全身の魔力を肉体に留まらせるような感覚を維持する。よし、コツを掴んだぞ。
「回り込んで奇襲をかける。くれぐれも会敵しないように、隠密行動をしろ。」
他の4人が頷いたので、合わせてうなずいた。
そして、停止した6人組の奇襲パーティーは再び動き出した。総数約300体の魔物の群れとは一定の距離を保ちながら、集団の後ろへと走っていく。
俺はそのパーティーの最後尾で、必死に着いて行くのであった。
「はぁ、こんなスピードで走れるよねぇ、みんなは。」
またもや俺が弱音を吐くと、「静かにしなさい!バレたらどうするのよ!」と大声で返された。
なんとかAランクパーティーの4人の人達は、獲物を捕らえようとする狩人のような鋭い目をしている。まさに、熟練の冒険者って感じだ。
隣のクレアさんは……、なんか、すごい華奢って言うのかな?いや俺の語彙力終わってんな。

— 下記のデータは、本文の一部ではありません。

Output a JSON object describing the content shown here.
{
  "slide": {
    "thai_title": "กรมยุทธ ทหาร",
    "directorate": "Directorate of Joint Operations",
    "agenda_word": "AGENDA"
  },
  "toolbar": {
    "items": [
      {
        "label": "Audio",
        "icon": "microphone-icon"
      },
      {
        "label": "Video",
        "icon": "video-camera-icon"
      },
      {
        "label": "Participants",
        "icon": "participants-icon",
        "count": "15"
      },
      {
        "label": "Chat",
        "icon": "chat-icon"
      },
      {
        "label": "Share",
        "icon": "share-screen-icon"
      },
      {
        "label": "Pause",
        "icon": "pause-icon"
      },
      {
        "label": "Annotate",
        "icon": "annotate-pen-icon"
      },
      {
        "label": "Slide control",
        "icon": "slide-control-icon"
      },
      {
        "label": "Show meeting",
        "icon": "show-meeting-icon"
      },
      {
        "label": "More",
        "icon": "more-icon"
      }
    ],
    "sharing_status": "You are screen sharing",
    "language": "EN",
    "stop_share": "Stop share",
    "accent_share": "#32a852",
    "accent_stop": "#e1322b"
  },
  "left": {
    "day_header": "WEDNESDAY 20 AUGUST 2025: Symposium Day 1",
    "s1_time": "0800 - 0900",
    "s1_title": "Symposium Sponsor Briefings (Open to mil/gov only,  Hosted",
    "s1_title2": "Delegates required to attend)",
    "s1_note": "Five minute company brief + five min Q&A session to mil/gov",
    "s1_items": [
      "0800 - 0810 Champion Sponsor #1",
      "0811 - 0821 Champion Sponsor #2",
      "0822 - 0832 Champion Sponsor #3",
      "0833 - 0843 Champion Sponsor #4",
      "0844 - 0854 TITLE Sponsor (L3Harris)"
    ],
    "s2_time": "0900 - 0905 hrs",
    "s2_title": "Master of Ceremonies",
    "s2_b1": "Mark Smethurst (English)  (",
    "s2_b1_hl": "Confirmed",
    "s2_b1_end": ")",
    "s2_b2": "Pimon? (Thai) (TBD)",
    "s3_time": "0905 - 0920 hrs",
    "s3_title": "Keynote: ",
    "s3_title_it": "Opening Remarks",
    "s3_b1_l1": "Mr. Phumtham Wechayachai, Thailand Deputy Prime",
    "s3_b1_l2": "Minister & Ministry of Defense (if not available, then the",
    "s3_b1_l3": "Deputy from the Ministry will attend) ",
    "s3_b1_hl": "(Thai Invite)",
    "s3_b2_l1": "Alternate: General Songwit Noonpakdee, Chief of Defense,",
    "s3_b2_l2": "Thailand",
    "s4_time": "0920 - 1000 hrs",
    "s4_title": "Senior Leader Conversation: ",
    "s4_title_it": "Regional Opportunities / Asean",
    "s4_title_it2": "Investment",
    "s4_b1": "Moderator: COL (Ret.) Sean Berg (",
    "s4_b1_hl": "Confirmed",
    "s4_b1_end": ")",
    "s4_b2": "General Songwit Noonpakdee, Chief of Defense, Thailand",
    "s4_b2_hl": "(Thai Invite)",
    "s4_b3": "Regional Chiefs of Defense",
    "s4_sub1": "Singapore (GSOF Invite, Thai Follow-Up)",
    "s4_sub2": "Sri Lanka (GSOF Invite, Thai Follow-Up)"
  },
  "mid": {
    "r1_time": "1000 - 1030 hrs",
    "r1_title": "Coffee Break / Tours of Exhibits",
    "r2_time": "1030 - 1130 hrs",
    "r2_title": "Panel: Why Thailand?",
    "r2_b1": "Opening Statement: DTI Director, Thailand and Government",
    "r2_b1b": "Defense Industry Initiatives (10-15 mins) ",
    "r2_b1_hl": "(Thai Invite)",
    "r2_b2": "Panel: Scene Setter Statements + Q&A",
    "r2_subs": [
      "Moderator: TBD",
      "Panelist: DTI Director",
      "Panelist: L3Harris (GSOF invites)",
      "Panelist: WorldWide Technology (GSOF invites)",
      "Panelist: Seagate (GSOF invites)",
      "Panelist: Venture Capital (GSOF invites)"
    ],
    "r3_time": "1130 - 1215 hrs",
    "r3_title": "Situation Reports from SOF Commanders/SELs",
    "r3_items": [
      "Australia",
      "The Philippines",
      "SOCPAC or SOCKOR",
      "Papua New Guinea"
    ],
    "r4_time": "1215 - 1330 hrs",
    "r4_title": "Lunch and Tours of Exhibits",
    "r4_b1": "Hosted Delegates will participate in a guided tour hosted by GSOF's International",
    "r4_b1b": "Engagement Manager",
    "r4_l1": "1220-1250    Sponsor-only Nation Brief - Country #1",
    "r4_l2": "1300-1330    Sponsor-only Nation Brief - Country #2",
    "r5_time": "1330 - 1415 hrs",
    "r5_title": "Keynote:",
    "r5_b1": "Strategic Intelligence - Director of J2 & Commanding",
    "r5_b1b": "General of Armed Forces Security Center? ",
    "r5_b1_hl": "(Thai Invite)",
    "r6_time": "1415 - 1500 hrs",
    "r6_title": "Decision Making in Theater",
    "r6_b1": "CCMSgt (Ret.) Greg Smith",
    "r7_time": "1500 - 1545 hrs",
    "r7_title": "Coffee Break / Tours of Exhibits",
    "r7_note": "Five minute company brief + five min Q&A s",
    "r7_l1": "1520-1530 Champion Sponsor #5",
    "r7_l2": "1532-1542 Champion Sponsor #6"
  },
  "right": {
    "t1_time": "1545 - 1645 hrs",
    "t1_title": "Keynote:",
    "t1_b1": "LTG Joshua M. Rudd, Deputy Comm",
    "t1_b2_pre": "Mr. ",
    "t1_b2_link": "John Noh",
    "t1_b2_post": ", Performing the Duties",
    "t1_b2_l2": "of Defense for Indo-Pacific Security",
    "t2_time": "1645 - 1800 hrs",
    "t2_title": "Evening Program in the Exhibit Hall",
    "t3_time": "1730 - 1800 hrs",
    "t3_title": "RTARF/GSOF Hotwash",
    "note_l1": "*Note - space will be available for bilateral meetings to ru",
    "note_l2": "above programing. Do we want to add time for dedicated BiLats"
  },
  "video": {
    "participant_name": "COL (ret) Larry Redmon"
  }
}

しにそうになりながら走っていると、前の方に魔物の影が。
「あぁ!魔物!ファイアボール!」
頭に酸素が回ってなくて、脊髄反射で魔法を撃った。ゴブリンは丸焦げになった。
「ユウキ!何やってるの!」
「ごめんなさい!」
「ミスは仕方無い。けれど、この状況はマズイな。」
焼け焦げたゴブリンの周りにまたゴブリン。奥にも数体いる。うわぁ、俺が完全にやらかしたパターン。ホントごめん。
「突破するぞ!突撃だァ!」
オオー!とみんな合わせて声をあげた後、大群に突撃し始めた。俺も負けじと進む。